One day a police officer knocked on Cindi’s door
And none of us ever expected to get the knock at the door…you know. And you know when a cop comes to your door. And I didn’t even have to ask which kid it was. I knew the minute the police officer walked in the house. I knew exactly who he was there for. He was at somebody else’s house where there were a lot of other people. And Craig had drugs in his system so he did have drugs. But Craig didn’t die because of a drug overdose necessarily. Yes, they ruled it that. But he had a cheeseburger and he started to choke. And they laid him on his back on the floor and watched him aspirate on his own vomit and did nothing. He was dead an hour before they even dialed 911.
He’s like…It’s…I can’t tell you how many times I see this…where they could have been helped but nobody bothered to call for help.
Cindi is still not sure what she could have done differently to save her son
Everybody’s different. And I don’t think, honestly, Craig didn’t set out to die. I’m sure that that was not his plan that night. I’m quite positive that he went over to hang with his friends, and he thought he was Superman. You know, he’s got the mentality that so many of our young people have that they’re invincible. That I can do this…I can do that and it won’t hurt me. It won’t touch me “cause I’m different.” And they’re all…You’re all different but you’re all the same. And everybody’s triggers are different but the same. And it’s the same thing with getting help. I mean…I don’t…I don’t know if he ever had that ultimate click. I mean he would do good for a while and then he’d fall back off. And I don’t…I don’t know how he could have done anything differently. I really don’t.

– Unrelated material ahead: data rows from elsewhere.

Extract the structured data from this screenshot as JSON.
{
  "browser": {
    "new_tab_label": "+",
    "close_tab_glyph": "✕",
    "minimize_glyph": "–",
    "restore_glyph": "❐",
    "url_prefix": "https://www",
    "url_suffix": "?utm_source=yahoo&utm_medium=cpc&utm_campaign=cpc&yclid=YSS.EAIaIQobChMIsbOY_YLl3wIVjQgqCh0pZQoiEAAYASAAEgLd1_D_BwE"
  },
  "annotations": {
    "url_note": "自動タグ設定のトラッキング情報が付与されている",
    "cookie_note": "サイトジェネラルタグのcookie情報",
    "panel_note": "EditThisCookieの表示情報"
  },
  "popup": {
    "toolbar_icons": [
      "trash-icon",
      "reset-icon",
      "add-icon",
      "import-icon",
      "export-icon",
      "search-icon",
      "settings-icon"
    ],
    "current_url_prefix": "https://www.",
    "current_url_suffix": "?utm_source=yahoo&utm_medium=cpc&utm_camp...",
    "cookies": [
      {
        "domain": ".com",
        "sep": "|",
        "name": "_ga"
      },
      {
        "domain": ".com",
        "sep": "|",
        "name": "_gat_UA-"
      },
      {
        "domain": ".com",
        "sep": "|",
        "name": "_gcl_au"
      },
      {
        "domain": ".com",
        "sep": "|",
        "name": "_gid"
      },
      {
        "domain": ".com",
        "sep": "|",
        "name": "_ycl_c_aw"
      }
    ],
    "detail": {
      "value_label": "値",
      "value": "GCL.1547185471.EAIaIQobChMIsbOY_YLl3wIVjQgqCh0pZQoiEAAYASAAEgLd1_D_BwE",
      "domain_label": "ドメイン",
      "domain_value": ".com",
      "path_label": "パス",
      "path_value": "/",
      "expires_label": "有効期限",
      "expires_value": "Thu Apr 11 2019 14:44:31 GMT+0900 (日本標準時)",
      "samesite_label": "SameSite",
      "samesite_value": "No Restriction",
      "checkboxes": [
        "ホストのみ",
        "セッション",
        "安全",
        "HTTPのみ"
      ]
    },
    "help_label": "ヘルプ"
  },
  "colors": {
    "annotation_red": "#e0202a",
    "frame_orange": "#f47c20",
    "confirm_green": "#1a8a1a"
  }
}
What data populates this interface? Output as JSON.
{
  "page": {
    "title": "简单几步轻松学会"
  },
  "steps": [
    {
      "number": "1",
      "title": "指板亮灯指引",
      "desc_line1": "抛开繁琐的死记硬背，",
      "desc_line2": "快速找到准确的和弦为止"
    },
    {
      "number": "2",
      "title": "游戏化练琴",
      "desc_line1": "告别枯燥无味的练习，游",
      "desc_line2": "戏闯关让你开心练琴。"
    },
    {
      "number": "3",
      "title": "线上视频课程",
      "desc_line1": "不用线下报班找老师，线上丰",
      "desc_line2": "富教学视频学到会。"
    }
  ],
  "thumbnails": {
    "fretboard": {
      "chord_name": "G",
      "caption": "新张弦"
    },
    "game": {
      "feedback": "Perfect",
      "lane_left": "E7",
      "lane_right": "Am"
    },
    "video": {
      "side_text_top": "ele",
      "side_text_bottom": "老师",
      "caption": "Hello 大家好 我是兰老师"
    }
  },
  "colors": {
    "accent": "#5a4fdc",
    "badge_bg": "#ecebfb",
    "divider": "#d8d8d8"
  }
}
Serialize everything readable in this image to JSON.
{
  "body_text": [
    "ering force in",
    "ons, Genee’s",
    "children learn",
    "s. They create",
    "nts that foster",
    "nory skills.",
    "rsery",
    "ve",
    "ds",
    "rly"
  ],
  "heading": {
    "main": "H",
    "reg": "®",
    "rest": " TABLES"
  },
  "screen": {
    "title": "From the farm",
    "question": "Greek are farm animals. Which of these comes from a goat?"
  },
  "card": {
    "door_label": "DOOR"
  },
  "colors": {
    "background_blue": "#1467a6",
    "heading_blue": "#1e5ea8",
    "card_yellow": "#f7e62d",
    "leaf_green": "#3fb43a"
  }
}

Cindi’s son had never had a close call before
I don’t have an answer. And I don’t even know what to tell anybody that’s…that’s completely dealing with it because every single person walking in that drug world is a different person. Some people…You know, he never ODed. That was the only time. He never ODed before that. He had never had a close call. He had seen many close calls but he had personally never had a close call. And, uh, even the people that were with him that night…that watched him…stood there…watched him…And there was a parent in that house that he was in. And she stood there with her ten-year-old and watched my son die and did nothing. And, even those people that were there that night, they’re still doing the same things. I mean I’ve countless times been told, ‘Oh, by the way, so-and-so ODed.’ And I’m just like, you watched your friend die in front of your eyes. You watched him take his last breath and you’re still doing the same thing. You didn’t learn anything from watching him. I mean, how can you keep walking that life?

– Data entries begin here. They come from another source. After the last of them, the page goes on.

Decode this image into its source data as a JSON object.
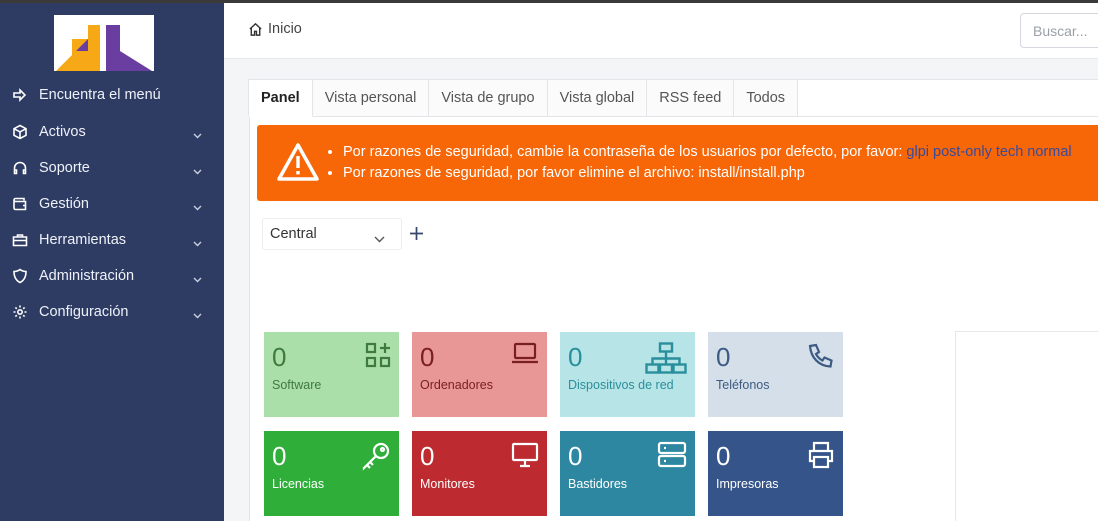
{
  "sidebar": {
    "items": [
      {
        "label": "Encuentra el menú",
        "icon": "arrow-right-icon"
      },
      {
        "label": "Activos",
        "icon": "cube-icon"
      },
      {
        "label": "Soporte",
        "icon": "headset-icon"
      },
      {
        "label": "Gestión",
        "icon": "wallet-icon"
      },
      {
        "label": "Herramientas",
        "icon": "briefcase-icon"
      },
      {
        "label": "Administración",
        "icon": "shield-icon"
      },
      {
        "label": "Configuración",
        "icon": "gear-icon"
      }
    ],
    "bg_color": "#2e3c64"
  },
  "header": {
    "breadcrumb": "Inicio",
    "search_placeholder": "Buscar..."
  },
  "tabs": [
    "Panel",
    "Vista personal",
    "Vista de grupo",
    "Vista global",
    "RSS feed",
    "Todos"
  ],
  "alert": {
    "line1": "Por razones de seguridad, cambie la contraseña de los usuarios por defecto, por favor: ",
    "line1_links": "glpi post-only tech normal",
    "line2": "Por razones de seguridad, por favor elimine el archivo: install/install.php",
    "color": "#f76707"
  },
  "dashboard": {
    "selected": "Central"
  },
  "tiles": [
    {
      "value": "0",
      "label": "Software",
      "icon": "apps-add-icon",
      "bg": "#aadfaa",
      "fg": "#3f7a3f"
    },
    {
      "value": "0",
      "label": "Ordenadores",
      "icon": "laptop-icon",
      "bg": "#e99696",
      "fg": "#7a1f1f"
    },
    {
      "value": "0",
      "label": "Dispositivos de red",
      "icon": "network-icon",
      "bg": "#b7e4e6",
      "fg": "#2a8f9c"
    },
    {
      "value": "0",
      "label": "Teléfonos",
      "icon": "phone-icon",
      "bg": "#d5dfe9",
      "fg": "#3d5b82"
    },
    {
      "value": "0",
      "label": "Licencias",
      "icon": "key-icon",
      "bg": "#2faf3a",
      "fg": "#ffffff"
    },
    {
      "value": "0",
      "label": "Monitores",
      "icon": "monitor-icon",
      "bg": "#bd2b30",
      "fg": "#ffffff"
    },
    {
      "value": "0",
      "label": "Bastidores",
      "icon": "server-icon",
      "bg": "#2d87a1",
      "fg": "#ffffff"
    },
    {
      "value": "0",
      "label": "Impresoras",
      "icon": "printer-icon",
      "bg": "#35558a",
      "fg": "#ffffff"
    }
  ]
}
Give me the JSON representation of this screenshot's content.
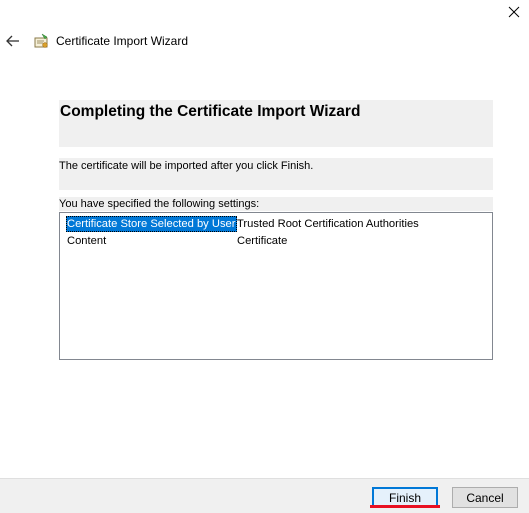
{
  "window": {
    "title": "Certificate Import Wizard",
    "close_icon": "close-icon",
    "back_icon": "back-arrow-icon",
    "app_icon": "certificate-icon"
  },
  "main": {
    "heading": "Completing the Certificate Import Wizard",
    "info_text": "The certificate will be imported after you click Finish.",
    "settings_label": "You have specified the following settings:",
    "settings": [
      {
        "key": "Certificate Store Selected by User",
        "value": "Trusted Root Certification Authorities"
      },
      {
        "key": "Content",
        "value": "Certificate"
      }
    ]
  },
  "buttons": {
    "finish_label": "Finish",
    "cancel_label": "Cancel"
  },
  "colors": {
    "selection": "#0078d7",
    "band": "#f0f0f0",
    "finish_underline": "#e81123"
  }
}
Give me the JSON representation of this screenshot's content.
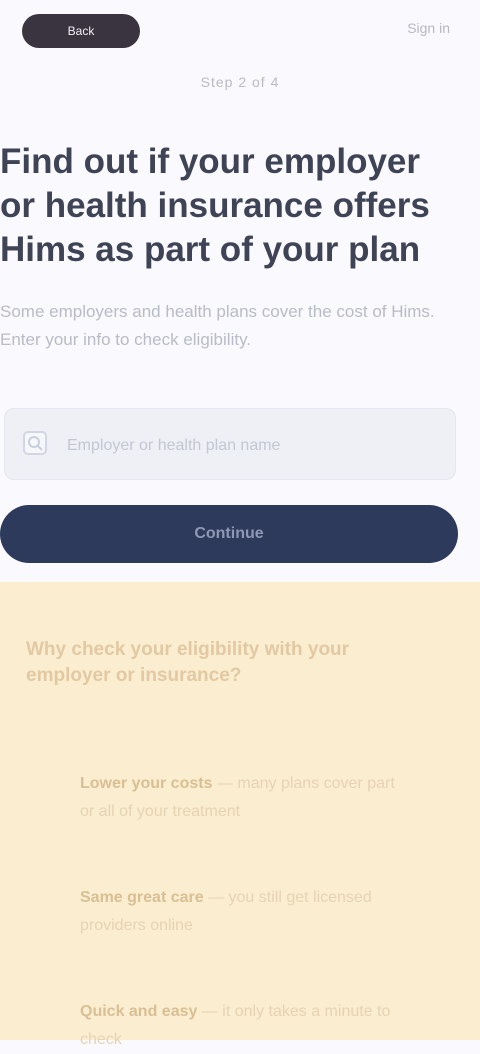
{
  "header": {
    "back_label": "Back",
    "signin_label": "Sign in",
    "step_label": "Step 2 of 4"
  },
  "main": {
    "headline": "Find out if your employer or health insurance offers Hims as part of your plan",
    "subtext": "Some employers and health plans cover the cost of Hims. Enter your info to check eligibility.",
    "input_placeholder": "Employer or health plan name",
    "cta_label": "Continue"
  },
  "info": {
    "title": "Why check your eligibility with your employer or insurance?",
    "items": [
      {
        "bold": "Lower your costs",
        "text": " — many plans cover part or all of your treatment"
      },
      {
        "bold": "Same great care",
        "text": " — you still get licensed providers online"
      },
      {
        "bold": "Quick and easy",
        "text": " — it only takes a minute to check"
      }
    ]
  },
  "colors": {
    "cta": "#2e3a5c",
    "panel": "#fbedcf",
    "pill": "#3a3340"
  }
}
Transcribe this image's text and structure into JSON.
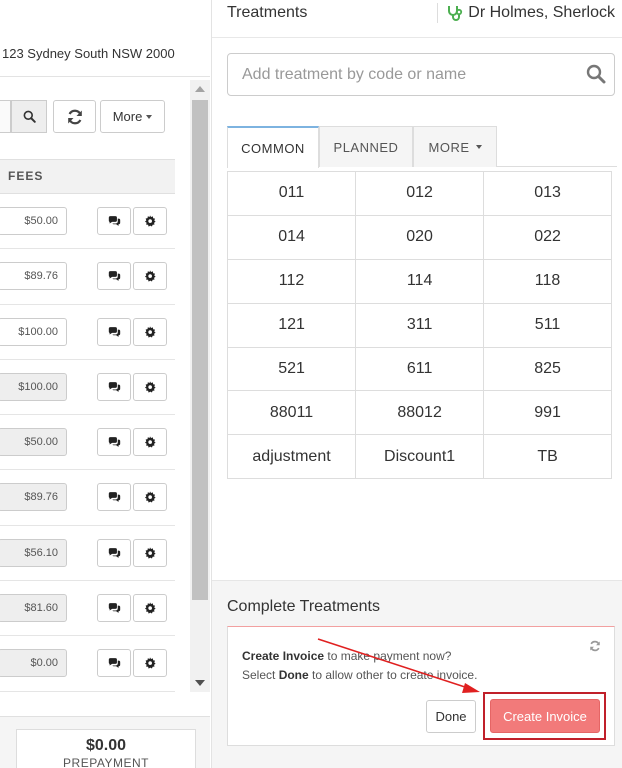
{
  "left": {
    "address": "123 Sydney South NSW 2000",
    "more_label": "More",
    "fees_header": "FEES",
    "fees": [
      {
        "amount": "$50.00",
        "readonly": false
      },
      {
        "amount": "$89.76",
        "readonly": false
      },
      {
        "amount": "$100.00",
        "readonly": false
      },
      {
        "amount": "$100.00",
        "readonly": true
      },
      {
        "amount": "$50.00",
        "readonly": true
      },
      {
        "amount": "$89.76",
        "readonly": true
      },
      {
        "amount": "$56.10",
        "readonly": true
      },
      {
        "amount": "$81.60",
        "readonly": true
      },
      {
        "amount": "$0.00",
        "readonly": true
      }
    ],
    "prepayment": {
      "amount": "$0.00",
      "label": "PREPAYMENT"
    }
  },
  "right": {
    "title": "Treatments",
    "doctor": "Dr Holmes, Sherlock",
    "search_placeholder": "Add treatment by code or name",
    "tabs": [
      {
        "label": "COMMON",
        "active": true
      },
      {
        "label": "PLANNED",
        "active": false
      },
      {
        "label": "MORE",
        "active": false
      }
    ],
    "codes": [
      [
        "011",
        "012",
        "013"
      ],
      [
        "014",
        "020",
        "022"
      ],
      [
        "112",
        "114",
        "118"
      ],
      [
        "121",
        "311",
        "511"
      ],
      [
        "521",
        "611",
        "825"
      ],
      [
        "88011",
        "88012",
        "991"
      ],
      [
        "adjustment",
        "Discount1",
        "TB"
      ]
    ]
  },
  "complete": {
    "title": "Complete Treatments",
    "line1_bold": "Create Invoice",
    "line1_rest": " to make payment now?",
    "line2_pre": "Select ",
    "line2_bold": "Done",
    "line2_rest": " to allow other to create invoice.",
    "done_label": "Done",
    "create_label": "Create Invoice"
  },
  "colors": {
    "accent_tab": "#7db3e0",
    "create_button": "#f27a7a",
    "highlight": "#c0202a",
    "stethoscope": "#4caf50"
  }
}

The coroner said if someone had called for help, her son could have survived
And then I found out later that there was people that were there that were sober. They were clean. There was noth…They had nothing in their system. They were just there hanging out and they left because they didn’t want to get in trouble…and never dialed 911. I mean, if you’re going to leave…fine. But you could have called 911 first and at least gotten him help.‘Cause the coroner told me his was a totally preventable death…that he should never have died. But due to the ignorance of the people he was with, it happened. He’s like…It’s…I can’t tell you how many times I see this…where they could have been helped but nobody bothered to call for help.